E Pedro Bacelar de Vasconcelos, outro dos constitucionalistas consultado pelo Observador, também reforçou que o direito à resistência só é aplicável perante ordens ilegais. “O direito de resistência é invocável como resposta a uma ordem ilegal […] Uma criança não pode invocar o direito de resistência para não comer a sopa toda”, exemplifica o ex-presidente da Comissão de Assuntos Constitucionais da Assembleia da República.
O artigo 21º da Constituição também é claro ao dizer que o direito à resistência só é invocável “quando não seja possível recorrer à autoridade pública”. Paulo Mota Pinto menciona isso mesmo: “É importante perceber que este direito também só é invocável quando deixa de ser possível recorrer à autoridade pública. E, neste caso, os donos do restaurante podem fazê-lo. Podem iniciar um processo de providência cautelar, por exemplo.”
Pedro Melo, especialista em Direito Público e Regulatório com mais de 25 anos de carreira, também está em linha com este veredito e justifica-o invocando o artigo 19º da Constituição, que fala sobre a suspensão do exercício de direitos. “A aplicação do artigo 19º da Constituição é a credencial constitucional que permite ao governo (juntamente com o Presidente da República) decretar o Estado de Emergência”, logo, “a invocação desta norma [o tal artigo 19º] permite uma compressão de direitos fundamentais em prol de outros”. Segundo Pedro Melo, “quando há um conflito entre direitos fundamentais — neste caso poderia ser o direito à liberdade de circulação ou a livre iniciativa económica privada, por exemplo –, pode haver uma compressão, desde que ela não atinja o seu núcleo essencial (ou seja, eliminá-los), por força de ser necessário assegurar outros direitos como o direito à saúde pública”.
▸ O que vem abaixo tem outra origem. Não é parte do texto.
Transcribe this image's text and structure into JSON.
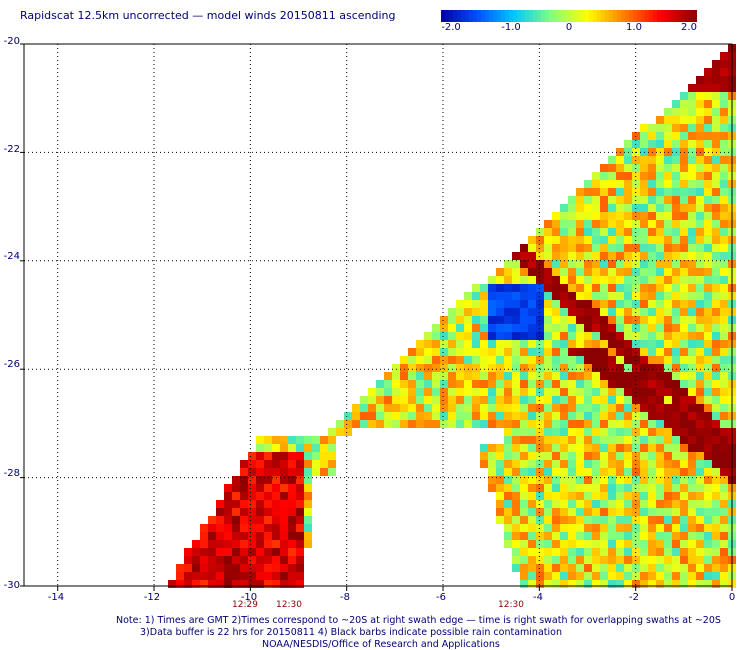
{
  "title": "Rapidscat 12.5km uncorrected — model winds 20150811 ascending",
  "colorbar": {
    "labels": [
      "-2.0",
      "-1.0",
      "0",
      "1.0",
      "2.0"
    ],
    "values": [
      -2.0,
      -1.0,
      0,
      1.0,
      2.0
    ],
    "range": [
      -2.0,
      2.0
    ],
    "colors": [
      "#0000a0",
      "#0050ff",
      "#00c8ff",
      "#80ff80",
      "#ffff00",
      "#ff8000",
      "#ff0000",
      "#8b0000"
    ]
  },
  "map": {
    "lat_labels": [
      "-20",
      "-22",
      "-24",
      "-26",
      "-28",
      "-30"
    ],
    "lat_values": [
      -20,
      -22,
      -24,
      -26,
      -28,
      -30
    ],
    "lon_labels": [
      "-14",
      "-12",
      "-10",
      "-8",
      "-6",
      "-4",
      "-2",
      "0"
    ],
    "lon_values": [
      -14,
      -12,
      -10,
      -8,
      -6,
      -4,
      -2,
      0
    ],
    "lat_range": [
      -30,
      -20
    ],
    "lon_range": [
      -15,
      0
    ],
    "grid": "dotted",
    "time_labels": [
      {
        "text": "12:29",
        "lon": -10.2
      },
      {
        "text": "12:30",
        "lon": -9.7
      },
      {
        "text": "12:30",
        "lon": -4.6
      }
    ]
  },
  "notes": {
    "line1": "Note: 1) Times are GMT 2)Times correspond to ~20S at right swath edge — time is right swath for overlapping swaths at ~20S",
    "line2": "3)Data buffer is 22 hrs for 20150811 4) Black barbs indicate possible rain contamination",
    "line3": "NOAA/NESDIS/Office of Research and Applications"
  }
}
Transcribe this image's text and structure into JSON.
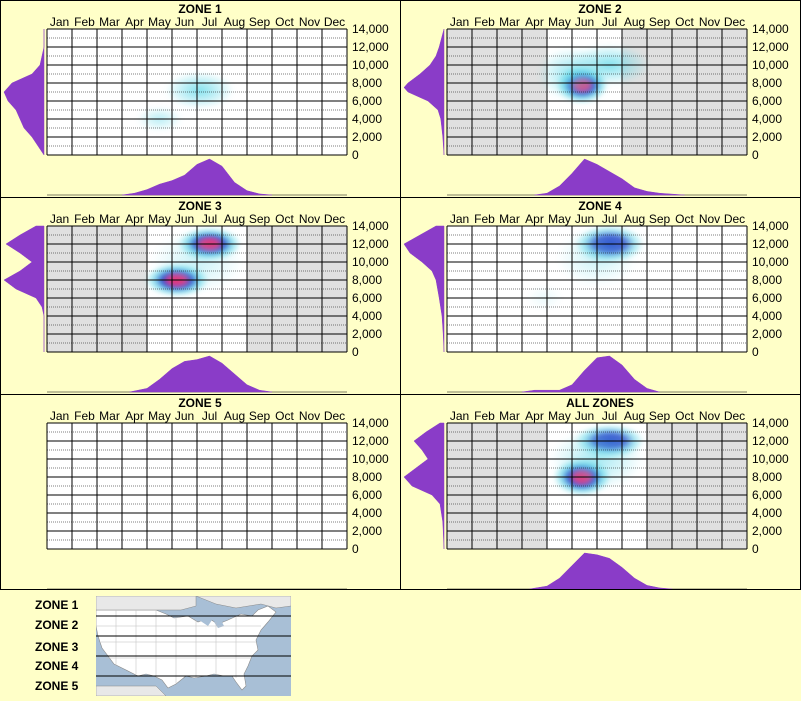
{
  "figure": {
    "months": [
      "Jan",
      "Feb",
      "Mar",
      "Apr",
      "May",
      "Jun",
      "Jul",
      "Aug",
      "Sep",
      "Oct",
      "Nov",
      "Dec"
    ],
    "y_ticks": [
      "14,000",
      "12,000",
      "10,000",
      "8,000",
      "6,000",
      "4,000",
      "2,000",
      "0"
    ],
    "colors": {
      "background": "#ffffc8",
      "panel_border": "#000000",
      "plot_bg_active": "#e0e0e0",
      "plot_bg_none": "#ffffff",
      "density_fill": "#8a3cc8",
      "heat_low": "#5fd8e8",
      "heat_mid": "#1f3ec8",
      "heat_high": "#e8206e"
    }
  },
  "chart_data": [
    {
      "type": "heatmap",
      "title": "ZONE 1",
      "x_categories": [
        "Jan",
        "Feb",
        "Mar",
        "Apr",
        "May",
        "Jun",
        "Jul",
        "Aug",
        "Sep",
        "Oct",
        "Nov",
        "Dec"
      ],
      "ylim": [
        0,
        14000
      ],
      "grid": true,
      "active_months": [],
      "hotspots": [
        {
          "month": 6.6,
          "elev": 7200,
          "intensity": 0.35,
          "sx": 0.6,
          "sy": 900
        },
        {
          "month": 5.0,
          "elev": 4000,
          "intensity": 0.2,
          "sx": 0.4,
          "sy": 600
        }
      ],
      "elevation_density": [
        [
          0,
          0
        ],
        [
          1000,
          0.15
        ],
        [
          2000,
          0.3
        ],
        [
          3000,
          0.5
        ],
        [
          4000,
          0.6
        ],
        [
          5000,
          0.7
        ],
        [
          6000,
          0.9
        ],
        [
          7000,
          1.0
        ],
        [
          8000,
          0.8
        ],
        [
          9000,
          0.3
        ],
        [
          10000,
          0.1
        ],
        [
          11000,
          0.05
        ],
        [
          12000,
          0
        ],
        [
          14000,
          0
        ]
      ],
      "month_density": [
        [
          3.5,
          0
        ],
        [
          4.0,
          0.05
        ],
        [
          4.5,
          0.15
        ],
        [
          5.0,
          0.3
        ],
        [
          5.5,
          0.4
        ],
        [
          6.0,
          0.55
        ],
        [
          6.5,
          0.85
        ],
        [
          7.0,
          1.0
        ],
        [
          7.5,
          0.8
        ],
        [
          8.0,
          0.35
        ],
        [
          8.5,
          0.12
        ],
        [
          9.0,
          0.03
        ],
        [
          9.5,
          0
        ]
      ]
    },
    {
      "type": "heatmap",
      "title": "ZONE 2",
      "x_categories": [
        "Jan",
        "Feb",
        "Mar",
        "Apr",
        "May",
        "Jun",
        "Jul",
        "Aug",
        "Sep",
        "Oct",
        "Nov",
        "Dec"
      ],
      "ylim": [
        0,
        14000
      ],
      "grid": true,
      "active_months": [
        "Jan",
        "Feb",
        "Mar",
        "Apr",
        "Aug",
        "Sep",
        "Oct",
        "Nov",
        "Dec"
      ],
      "hotspots": [
        {
          "month": 5.9,
          "elev": 7800,
          "intensity": 1.0,
          "sx": 0.45,
          "sy": 900
        },
        {
          "month": 7.0,
          "elev": 10000,
          "intensity": 0.35,
          "sx": 0.7,
          "sy": 1000
        },
        {
          "month": 5.5,
          "elev": 9000,
          "intensity": 0.3,
          "sx": 0.6,
          "sy": 1300
        }
      ],
      "elevation_density": [
        [
          0,
          0
        ],
        [
          2000,
          0.03
        ],
        [
          4000,
          0.08
        ],
        [
          5000,
          0.15
        ],
        [
          6000,
          0.4
        ],
        [
          7000,
          0.9
        ],
        [
          7500,
          1.0
        ],
        [
          8000,
          0.9
        ],
        [
          9000,
          0.6
        ],
        [
          10000,
          0.35
        ],
        [
          11000,
          0.2
        ],
        [
          12000,
          0.12
        ],
        [
          13000,
          0.06
        ],
        [
          14000,
          0
        ]
      ],
      "month_density": [
        [
          4.0,
          0
        ],
        [
          4.5,
          0.05
        ],
        [
          5.0,
          0.25
        ],
        [
          5.5,
          0.6
        ],
        [
          6.0,
          1.0
        ],
        [
          6.5,
          0.85
        ],
        [
          7.0,
          0.65
        ],
        [
          7.5,
          0.45
        ],
        [
          8.0,
          0.2
        ],
        [
          8.5,
          0.1
        ],
        [
          9.0,
          0.05
        ],
        [
          10.0,
          0
        ]
      ]
    },
    {
      "type": "heatmap",
      "title": "ZONE 3",
      "x_categories": [
        "Jan",
        "Feb",
        "Mar",
        "Apr",
        "May",
        "Jun",
        "Jul",
        "Aug",
        "Sep",
        "Oct",
        "Nov",
        "Dec"
      ],
      "ylim": [
        0,
        14000
      ],
      "grid": true,
      "active_months": [
        "Jan",
        "Feb",
        "Mar",
        "Apr",
        "Sep",
        "Oct",
        "Nov",
        "Dec"
      ],
      "hotspots": [
        {
          "month": 7.0,
          "elev": 12000,
          "intensity": 1.0,
          "sx": 0.55,
          "sy": 800
        },
        {
          "month": 5.7,
          "elev": 8000,
          "intensity": 0.95,
          "sx": 0.55,
          "sy": 800
        },
        {
          "month": 6.5,
          "elev": 10000,
          "intensity": 0.15,
          "sx": 0.8,
          "sy": 1500
        }
      ],
      "elevation_density": [
        [
          0,
          0
        ],
        [
          4000,
          0
        ],
        [
          5000,
          0.05
        ],
        [
          6000,
          0.2
        ],
        [
          7000,
          0.7
        ],
        [
          8000,
          1.0
        ],
        [
          9000,
          0.6
        ],
        [
          10000,
          0.3
        ],
        [
          11000,
          0.6
        ],
        [
          12000,
          0.95
        ],
        [
          13000,
          0.6
        ],
        [
          14000,
          0.2
        ]
      ],
      "month_density": [
        [
          3.8,
          0
        ],
        [
          4.5,
          0.1
        ],
        [
          5.0,
          0.35
        ],
        [
          5.5,
          0.65
        ],
        [
          6.0,
          0.85
        ],
        [
          6.5,
          0.9
        ],
        [
          7.0,
          1.0
        ],
        [
          7.5,
          0.8
        ],
        [
          8.0,
          0.5
        ],
        [
          8.5,
          0.2
        ],
        [
          9.0,
          0.05
        ],
        [
          9.5,
          0
        ]
      ]
    },
    {
      "type": "heatmap",
      "title": "ZONE 4",
      "x_categories": [
        "Jan",
        "Feb",
        "Mar",
        "Apr",
        "May",
        "Jun",
        "Jul",
        "Aug",
        "Sep",
        "Oct",
        "Nov",
        "Dec"
      ],
      "ylim": [
        0,
        14000
      ],
      "grid": true,
      "active_months": [],
      "hotspots": [
        {
          "month": 7.0,
          "elev": 12000,
          "intensity": 0.75,
          "sx": 0.6,
          "sy": 900
        },
        {
          "month": 6.5,
          "elev": 10500,
          "intensity": 0.15,
          "sx": 0.7,
          "sy": 1400
        },
        {
          "month": 4.4,
          "elev": 6000,
          "intensity": 0.06,
          "sx": 0.3,
          "sy": 600
        }
      ],
      "elevation_density": [
        [
          0,
          0
        ],
        [
          2000,
          0.02
        ],
        [
          4000,
          0.05
        ],
        [
          6000,
          0.12
        ],
        [
          8000,
          0.2
        ],
        [
          9000,
          0.3
        ],
        [
          10000,
          0.55
        ],
        [
          11000,
          0.85
        ],
        [
          12000,
          1.0
        ],
        [
          13000,
          0.6
        ],
        [
          14000,
          0.2
        ]
      ],
      "month_density": [
        [
          3.5,
          0
        ],
        [
          4.0,
          0.05
        ],
        [
          4.5,
          0.05
        ],
        [
          5.0,
          0.05
        ],
        [
          5.5,
          0.2
        ],
        [
          6.0,
          0.6
        ],
        [
          6.5,
          0.95
        ],
        [
          7.0,
          1.0
        ],
        [
          7.5,
          0.75
        ],
        [
          8.0,
          0.35
        ],
        [
          8.5,
          0.1
        ],
        [
          9.0,
          0
        ]
      ]
    },
    {
      "type": "heatmap",
      "title": "ZONE 5",
      "x_categories": [
        "Jan",
        "Feb",
        "Mar",
        "Apr",
        "May",
        "Jun",
        "Jul",
        "Aug",
        "Sep",
        "Oct",
        "Nov",
        "Dec"
      ],
      "ylim": [
        0,
        14000
      ],
      "grid": true,
      "active_months": [],
      "hotspots": [],
      "elevation_density": [],
      "month_density": []
    },
    {
      "type": "heatmap",
      "title": "ALL ZONES",
      "x_categories": [
        "Jan",
        "Feb",
        "Mar",
        "Apr",
        "May",
        "Jun",
        "Jul",
        "Aug",
        "Sep",
        "Oct",
        "Nov",
        "Dec"
      ],
      "ylim": [
        0,
        14000
      ],
      "grid": true,
      "active_months": [
        "Jan",
        "Feb",
        "Mar",
        "Apr",
        "Sep",
        "Oct",
        "Nov",
        "Dec"
      ],
      "hotspots": [
        {
          "month": 5.9,
          "elev": 8000,
          "intensity": 1.0,
          "sx": 0.5,
          "sy": 900
        },
        {
          "month": 7.0,
          "elev": 12000,
          "intensity": 0.8,
          "sx": 0.6,
          "sy": 800
        },
        {
          "month": 6.5,
          "elev": 10000,
          "intensity": 0.25,
          "sx": 0.8,
          "sy": 1500
        }
      ],
      "elevation_density": [
        [
          0,
          0
        ],
        [
          3000,
          0.03
        ],
        [
          5000,
          0.1
        ],
        [
          6000,
          0.3
        ],
        [
          7000,
          0.8
        ],
        [
          8000,
          1.0
        ],
        [
          9000,
          0.7
        ],
        [
          10000,
          0.4
        ],
        [
          11000,
          0.55
        ],
        [
          12000,
          0.75
        ],
        [
          13000,
          0.45
        ],
        [
          14000,
          0.1
        ]
      ],
      "month_density": [
        [
          3.8,
          0
        ],
        [
          4.5,
          0.08
        ],
        [
          5.0,
          0.3
        ],
        [
          5.5,
          0.65
        ],
        [
          6.0,
          1.0
        ],
        [
          6.5,
          0.95
        ],
        [
          7.0,
          0.85
        ],
        [
          7.5,
          0.6
        ],
        [
          8.0,
          0.3
        ],
        [
          8.5,
          0.1
        ],
        [
          9.0,
          0.03
        ],
        [
          9.5,
          0
        ]
      ]
    }
  ],
  "legend": {
    "zones": [
      "ZONE 1",
      "ZONE 2",
      "ZONE 3",
      "ZONE 4",
      "ZONE 5"
    ],
    "map_icon": "us-map-icon"
  }
}
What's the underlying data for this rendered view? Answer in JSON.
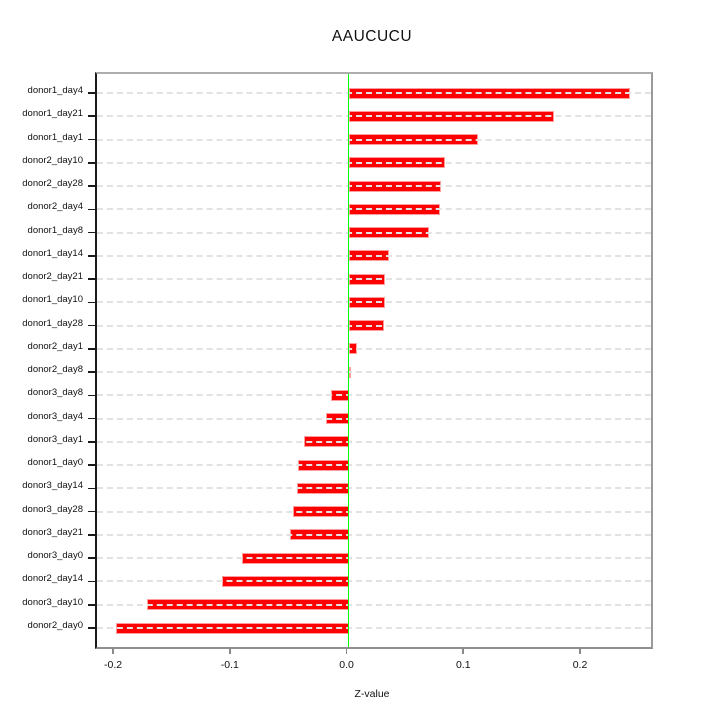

“Se não estivesse a decorrer esta pandemia que deu origem a um estado de emergência, um particular (o dono de uma empresa) poderia invocar o direito à resistência para impedir que o Estado fechasse o seu restaurante”. Estando o mundo a viver “num quadro de exceção” à conta da pandemia, “existe base constitucional — a que está prevista no artigo 19º — para permitir que o Governo atue da forma como tem atuado”, aponta o constitucionalista.
Conclusão
Não há dúvidas de que o setor da restauração é um dos que mais tem sofrido nos últimos tempos à conta dos efeitos diretos e indiretos da crise pandémica. Contudo, por muito que não sejam consensuais as medidas aplicadas para conter o avanço da Covid-19 em Portugal, não há legitimidade legal para invocar o direito à resistência (previsto no artigo 21º da Constituição Portuguesa) como justificação para não acatar uma ordem de encerramento.
De acordo com os especialistas consultados pelo Observador, há pelo menos dois motivos fortes que invalidam esta situação: 1º) a ordem à qual se resiste tem de ser ilegal para que o direito à resistência seja válido, algo que não se verifica porque a ordem de encerramento é legitimada pela declaração de Estado de Emergência; 2º) o recurso ao direito à resistência só pode ser feito “quando não seja possível recorrer à autoridade pública”, algo que neste caso era possível, já que os proprietários do restaurante em questão podiam ter instaurado um processo cautelar.
Assim, de acordo com o sistema de classificação do Observador, este conteúdo é:
ERRADO
No sistema de classificação do Facebook este conteúdo é:
FALSO: as principais alegações do conteúdo são factualmente imprecisas. Geralmente, esta opção corresponde às classificações “falso” ou “maioritariamente falso” nos sites de verificadores de factos.